I first learned how to prepare this fantastic analysis from the person who encouraged me to get into real estate in the first place. This was back before technology took hold of the real estate world so my work was hand written on a piece of paper and my “Excel” grids were drawn with a pencil and ruler. When putting together this analysis today, I use a spreadsheet but when there’s only a handful of homes I’ll occasionally get nostalgic and use a pencil, ruler, calculator and a sheet of paper.
… but the assessed value of has nothing to do with the real value of a home, does it?
That is true… while the tax assessments have nothing to do with the value of a home, tax assessments are relative to the home, like the square footage is. The tax assessment is simply the value placed on a home for tax purposes. The assessment is updated yearly and the homes annual taxes are based on that number. The goal of the assessment is to annually try to correct the assessed value to be a certain percentage of what the home should sell for in a given neighborhood or area but those assessments are always lagging behind the current market so they vary from area to area. If someone gets a permit and improves the property, the new assessment reflects the improvement. It’s also interesting to note that with a “regular” CMA, you have to use similar homes (the “comparative” part of CMA) but with a tax assessment analysis, you can use dissimilar townhomes or single family homes. An assessment on a rambler will be lower than one on a colonial, as will the sales prices but the average ratios will be similar. One can think of it as being like a square footage analysis where the cost per square foot will be the same in two different sized homes.
In a given neighborhood, I compare the tax assessment to the list price and sales price to find out the difference as a percentage. Once I have the average, low and high ratios, I can apply those ratios to the subject property’s assessment to find out with a fair degree of accuracy, what it should list and sell for. It’s also gives me confidence about how likely a home is to appraise.

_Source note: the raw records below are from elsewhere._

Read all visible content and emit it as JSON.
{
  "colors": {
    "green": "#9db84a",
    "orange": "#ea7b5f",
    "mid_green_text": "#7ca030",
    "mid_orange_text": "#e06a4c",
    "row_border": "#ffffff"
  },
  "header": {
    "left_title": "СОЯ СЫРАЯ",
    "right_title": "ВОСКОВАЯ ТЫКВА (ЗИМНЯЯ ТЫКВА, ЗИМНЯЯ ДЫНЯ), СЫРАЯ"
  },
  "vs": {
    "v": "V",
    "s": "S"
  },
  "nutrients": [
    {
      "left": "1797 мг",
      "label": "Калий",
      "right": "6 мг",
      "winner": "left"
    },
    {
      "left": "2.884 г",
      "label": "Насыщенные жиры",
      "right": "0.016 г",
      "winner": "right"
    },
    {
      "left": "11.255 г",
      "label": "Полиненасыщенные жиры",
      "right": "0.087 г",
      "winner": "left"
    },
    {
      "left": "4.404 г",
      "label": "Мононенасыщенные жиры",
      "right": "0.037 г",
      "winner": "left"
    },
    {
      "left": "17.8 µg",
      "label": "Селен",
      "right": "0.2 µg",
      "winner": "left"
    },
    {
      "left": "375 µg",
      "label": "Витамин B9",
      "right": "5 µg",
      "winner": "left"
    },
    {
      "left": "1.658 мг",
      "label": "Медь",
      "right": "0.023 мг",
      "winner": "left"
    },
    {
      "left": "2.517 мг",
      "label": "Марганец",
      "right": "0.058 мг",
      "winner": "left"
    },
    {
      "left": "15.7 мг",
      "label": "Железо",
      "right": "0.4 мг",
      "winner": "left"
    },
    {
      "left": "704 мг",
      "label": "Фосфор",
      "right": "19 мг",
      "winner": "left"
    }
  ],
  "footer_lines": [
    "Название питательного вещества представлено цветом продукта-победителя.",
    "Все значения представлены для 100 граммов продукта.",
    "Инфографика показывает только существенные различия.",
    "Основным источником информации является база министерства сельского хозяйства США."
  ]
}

I look at the data in a variety of ways. I usually compare:
- List price to the assessment
- Sales price to the assessment
- The lowest and highest ratios to develop a range
- The sales price ratio after seller concessions
- The percentages over a timeline to see if ratios are rising or falling
- The Market Absorption Rate
The tax assessment analysis has always been one of my favorite tools as a real estate agent and I use it to back up regular sales data.
This approach has its skeptics and there are many experienced real estate agents that have a hard time understanding the value of this type of analysis. I’ve heard them say things like: “the assessment is wrong because it doesn’t have a deck” or “an assessment is always 7% (or whatever %) under/over value”. They don’t take into account the law of averages. Some are assessed high and some low. If you throw out some of the extreme highs and lows, the averages usually work out the same.